Sol Sandoval Tafoya is a Chicana indigenous woman, a community organizer, and a candidate for U.S. Congress in the Third Congressional District of Colorado. A graduate of Colorado State University Pueblo, Sol spent a decade with the Pueblo County Department of Social Services where she worked on some of the most challenging circumstances of the human experience. The work inspired her to get out from behind her desk and go out and make a more personal difference in the world.
She has focused her work on critical issues like health equity and energy justice. As a volunteer with the Colorado Trust, she envisions a community where people who have not been given a seat at the table have allies and community members who will ensure that they are no longer left out of the decision making, that they have their voices heard and have leadership of the positive changes to come.
But for Sol, health equity is about more than health care – it’s about other game changer issues: about economic parity and whether the wages people earn are livable, about housing and the availability of affordability, it’s about energy justice and whether people in economically challenged communities pay more for utilities and utility service than people in wealthier communities.
It’s about whether her own community can not only survive, but whether it thrives. And it’s about our obligation to the next generation, not at some later time but now. Ultimately, for Sol Sandoval Tafoya, it’s about family.
“My children are everything to me. They are my driving force; my fuel – they’re the reasons I fight for justice.
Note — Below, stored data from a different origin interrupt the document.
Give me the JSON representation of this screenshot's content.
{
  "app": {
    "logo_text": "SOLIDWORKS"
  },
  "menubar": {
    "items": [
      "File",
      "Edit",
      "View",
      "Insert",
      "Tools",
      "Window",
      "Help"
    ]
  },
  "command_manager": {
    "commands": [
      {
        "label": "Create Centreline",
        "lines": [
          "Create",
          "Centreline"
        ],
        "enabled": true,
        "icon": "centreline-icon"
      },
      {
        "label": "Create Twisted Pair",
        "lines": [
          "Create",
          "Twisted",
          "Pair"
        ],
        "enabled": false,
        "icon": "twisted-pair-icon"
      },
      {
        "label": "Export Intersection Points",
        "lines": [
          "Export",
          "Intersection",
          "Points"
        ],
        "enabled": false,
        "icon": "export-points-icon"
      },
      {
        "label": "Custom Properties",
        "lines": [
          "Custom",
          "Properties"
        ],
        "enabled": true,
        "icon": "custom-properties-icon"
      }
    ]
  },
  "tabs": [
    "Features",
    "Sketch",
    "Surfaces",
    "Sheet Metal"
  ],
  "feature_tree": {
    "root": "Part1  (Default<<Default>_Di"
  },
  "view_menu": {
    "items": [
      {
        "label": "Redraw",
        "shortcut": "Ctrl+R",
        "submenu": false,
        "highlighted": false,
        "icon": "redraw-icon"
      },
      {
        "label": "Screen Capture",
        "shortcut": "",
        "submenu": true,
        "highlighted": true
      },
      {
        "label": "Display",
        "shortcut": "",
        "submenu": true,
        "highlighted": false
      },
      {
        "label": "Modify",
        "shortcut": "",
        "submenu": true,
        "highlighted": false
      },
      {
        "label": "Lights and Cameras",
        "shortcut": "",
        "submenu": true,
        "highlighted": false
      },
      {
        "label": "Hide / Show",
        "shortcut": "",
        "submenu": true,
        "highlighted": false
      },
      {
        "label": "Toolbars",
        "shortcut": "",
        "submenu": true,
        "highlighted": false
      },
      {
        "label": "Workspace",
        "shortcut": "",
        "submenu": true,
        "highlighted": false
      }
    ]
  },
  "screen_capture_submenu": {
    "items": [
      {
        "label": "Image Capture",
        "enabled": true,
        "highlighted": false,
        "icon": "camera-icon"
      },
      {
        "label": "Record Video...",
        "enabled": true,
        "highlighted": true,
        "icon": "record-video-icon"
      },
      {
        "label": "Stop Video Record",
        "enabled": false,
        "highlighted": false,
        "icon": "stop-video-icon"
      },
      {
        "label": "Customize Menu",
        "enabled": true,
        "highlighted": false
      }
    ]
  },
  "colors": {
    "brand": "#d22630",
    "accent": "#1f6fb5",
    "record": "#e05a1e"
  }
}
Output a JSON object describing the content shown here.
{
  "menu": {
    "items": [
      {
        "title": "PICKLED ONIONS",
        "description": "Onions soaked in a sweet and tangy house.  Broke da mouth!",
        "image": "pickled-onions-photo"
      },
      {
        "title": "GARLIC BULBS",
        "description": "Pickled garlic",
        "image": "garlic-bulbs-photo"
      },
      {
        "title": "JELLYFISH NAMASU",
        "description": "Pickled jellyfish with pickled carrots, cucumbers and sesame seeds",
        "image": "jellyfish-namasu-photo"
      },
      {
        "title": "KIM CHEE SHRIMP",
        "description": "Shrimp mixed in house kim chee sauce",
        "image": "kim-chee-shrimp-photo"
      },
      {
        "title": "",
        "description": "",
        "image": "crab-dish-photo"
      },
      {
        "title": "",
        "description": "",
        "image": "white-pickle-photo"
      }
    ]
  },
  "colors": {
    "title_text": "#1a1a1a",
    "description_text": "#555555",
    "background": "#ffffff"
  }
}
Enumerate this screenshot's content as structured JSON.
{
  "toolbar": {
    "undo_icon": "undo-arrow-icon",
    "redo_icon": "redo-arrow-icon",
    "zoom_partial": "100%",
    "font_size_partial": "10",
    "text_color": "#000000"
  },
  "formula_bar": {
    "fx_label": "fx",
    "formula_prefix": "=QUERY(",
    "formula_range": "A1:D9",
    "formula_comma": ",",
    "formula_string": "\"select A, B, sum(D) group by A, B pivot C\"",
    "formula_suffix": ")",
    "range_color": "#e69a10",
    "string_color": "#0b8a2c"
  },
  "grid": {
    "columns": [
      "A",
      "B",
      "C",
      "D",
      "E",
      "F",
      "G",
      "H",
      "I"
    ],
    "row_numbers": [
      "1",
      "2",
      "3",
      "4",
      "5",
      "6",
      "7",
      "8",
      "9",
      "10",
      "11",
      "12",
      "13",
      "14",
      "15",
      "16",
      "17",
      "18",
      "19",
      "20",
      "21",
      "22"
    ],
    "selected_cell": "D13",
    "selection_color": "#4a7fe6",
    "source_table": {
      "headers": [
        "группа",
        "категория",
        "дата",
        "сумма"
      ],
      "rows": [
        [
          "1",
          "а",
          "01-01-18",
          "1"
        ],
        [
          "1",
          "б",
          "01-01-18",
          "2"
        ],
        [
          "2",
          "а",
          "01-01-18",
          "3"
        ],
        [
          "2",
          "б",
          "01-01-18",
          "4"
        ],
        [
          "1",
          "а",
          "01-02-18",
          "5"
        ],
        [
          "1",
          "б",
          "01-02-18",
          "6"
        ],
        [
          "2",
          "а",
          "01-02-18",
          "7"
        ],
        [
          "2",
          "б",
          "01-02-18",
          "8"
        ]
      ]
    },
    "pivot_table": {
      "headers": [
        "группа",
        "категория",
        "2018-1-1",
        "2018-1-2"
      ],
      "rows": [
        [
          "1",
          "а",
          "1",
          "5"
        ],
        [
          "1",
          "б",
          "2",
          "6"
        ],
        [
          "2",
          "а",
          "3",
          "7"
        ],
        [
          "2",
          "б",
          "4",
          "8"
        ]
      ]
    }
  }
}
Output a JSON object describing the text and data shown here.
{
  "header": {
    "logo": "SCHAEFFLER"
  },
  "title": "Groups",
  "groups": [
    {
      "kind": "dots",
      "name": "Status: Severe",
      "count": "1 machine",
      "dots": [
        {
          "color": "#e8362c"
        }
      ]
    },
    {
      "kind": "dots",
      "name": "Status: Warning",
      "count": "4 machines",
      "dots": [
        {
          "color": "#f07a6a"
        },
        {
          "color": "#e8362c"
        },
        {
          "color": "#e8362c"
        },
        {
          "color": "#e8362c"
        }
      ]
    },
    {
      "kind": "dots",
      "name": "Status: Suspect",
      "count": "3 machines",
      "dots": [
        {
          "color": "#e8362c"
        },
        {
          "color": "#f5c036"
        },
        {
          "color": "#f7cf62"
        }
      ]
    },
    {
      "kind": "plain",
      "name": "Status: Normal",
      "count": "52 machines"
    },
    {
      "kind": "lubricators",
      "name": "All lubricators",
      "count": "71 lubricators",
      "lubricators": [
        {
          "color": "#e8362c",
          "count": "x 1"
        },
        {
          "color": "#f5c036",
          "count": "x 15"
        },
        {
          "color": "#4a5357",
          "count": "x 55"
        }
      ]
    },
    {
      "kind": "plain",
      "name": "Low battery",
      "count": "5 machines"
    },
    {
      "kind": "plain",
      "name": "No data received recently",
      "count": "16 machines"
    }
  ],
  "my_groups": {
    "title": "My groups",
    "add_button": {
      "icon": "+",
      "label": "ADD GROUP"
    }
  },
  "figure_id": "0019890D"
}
Everything we take on we should be doing with our children in mind.”
So, she fights for their very lives in a world plagued with official misconduct and official violence. “I want to leave a world where children of color are safe, Brown children safe; where the color of their skin won’t get them murdered.”
Born in South Central Los Angeles, Sol faced neighborhood dangers as a child. Her parents were both janitors at the University of Southern California; her mother still works there. Somehow, Sol found her way to Colorado State University Pueblo – and stayed in the city because the university was supportive and welcoming, and the people were kind. When she needed a laptop or the high-tech calculator for a math class, she could borrow. When she needed tutoring, it was available. She returned the kindness.
Sol graduated in December 2008 with a major in Spanish and Communications and an emphasis on Public Relations. By then, she had fallen in love with Pueblo. She has shown that love by conducting health listening sessions at “Dog Patch,” a community in East Pueblo and translating for non-English speakers on the mobile COVID vaccine bus. “Language justice isn’t often addressed but it’s important,” she says. “No one is coming to save us. We must demand what we need or find ways to provide it for ourselves.”
Frustrated with inequities in education, in criminal justice, in politics, she decided to run for Congress a few months ago.
“Representation matters. We need to bring diversity; decision-makers who come from different walks of life.” It’s her first run for elected office and she’s super motivated.
Again, it goes back to her two children – and all children. Action on climate change isn’t something that can afford to wait, she says. “We must act now.”